American academic and management theorist

George Stanley Odiorne (November 4, 1920 – January 19, 1992) was an American academic and management theorist. He was one of the developers of the theory, Management by Objectives (MBO).

==Early life==
George S. Odiorne was born in 1920 in Merrimac, Massachusetts. He grew up in Lowell, and he had a brother and two sisters. During World War II, he served in the United States Army in the Pacific. He graduated from Rutgers University. He then earned a master's degree and a doctorate in business administration from New York University, where he was taught by Peter Drucker.

==Career==
Odiorne began his career as a foreman for the American Can Company in Jersey City, New Jersey, before the war. By the 1950s, he taught at his alma mater, Rutgers University. He subsequently worked as a management consultant for the American Management Association and General Mills. From 1958 to 1968, Odiorne was a professor of Industrial Relations at the University of Michigan, where he was also the director of the Industrial Relations Bureau. He served as the dean of the David Eccles School of Business at the University of Utah from 1968 to 1974, and the Isenberg School of Management at the University of Massachusetts from 1974 to 1983. He was a professor at Eckerd College in St. Petersburg, Florida, from 1983 to 1989.

Over the course of his career, Odiorne published 26 books and 300 articles. He was one of the developers of the theory known as Management by Objectives (MBO).

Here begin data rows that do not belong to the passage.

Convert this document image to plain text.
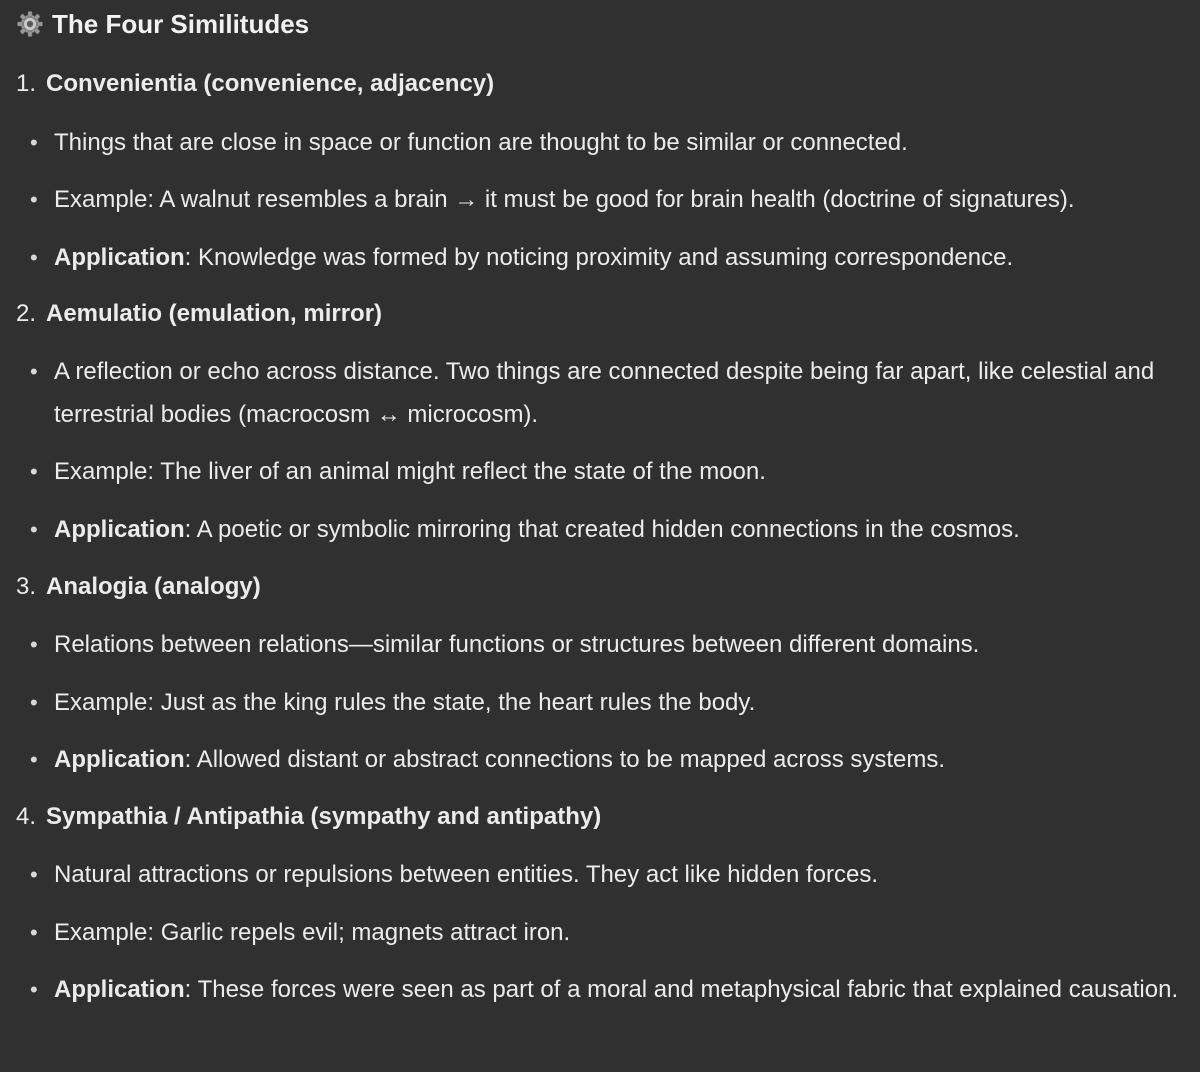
The Four Similitudes
1. Convenientia (convenience, adjacency)
• Things that are close in space or function are thought to be similar or connected.
• Example: A walnut resembles a brain → it must be good for brain health (doctrine of signatures).
• Application: Knowledge was formed by noticing proximity and assuming correspondence.
2. Aemulatio (emulation, mirror)
• A reflection or echo across distance. Two things are connected despite being far apart, like celestial and terrestrial bodies (macrocosm ↔ microcosm).
• Example: The liver of an animal might reflect the state of the moon.
• Application: A poetic or symbolic mirroring that created hidden connections in the cosmos.
3. Analogia (analogy)
• Relations between relations—similar functions or structures between different domains.
• Example: Just as the king rules the state, the heart rules the body.
• Application: Allowed distant or abstract connections to be mapped across systems.
4. Sympathia / Antipathia (sympathy and antipathy)
• Natural attractions or repulsions between entities. They act like hidden forces.
• Example: Garlic repels evil; magnets attract iron.
• Application: These forces were seen as part of a moral and metaphysical fabric that explained causation.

==Personal life and death==
Odiorne married M. Janet Hanna. They had a son, Robert H. Odiorne.

Odiorne died of a heart attack on January 19, 1992, at the Humana Hospital-Northside in St. Petersburg, Florida. He was 71.

==Works==
- Odiorne, George S. (1965). "Management by Objectives: a System of Managerial Leadership"
- Odiorne, George S. Management decisions by objectives. (1969).
- Odiorne, George S. Management and the activity trap. New York: Harper & Row, 1974.
- Odiorne, George S. MBO II, a system of managerial leadership for the 80s. Fearon Pitman Publishers, 1979.
- Odiorne, George S. Strategic management of human resources. Jossey-Bass, 1984.
- Odiorne, George S. The human side of management. Lexington Books, 1990.

- Articles, a selection
- Odiorne, George S. "An application of the communications audit." Personnel Psychology 7.2 (1954): 235-243.
- Odiorne, George S. "The trouble with sensitivity training." Training Directors Journal 17.10 (1963): 9-20.
- Odiorne, George S. "The change resisters." The Personnel Administrator 26.1 (1981): 57-63.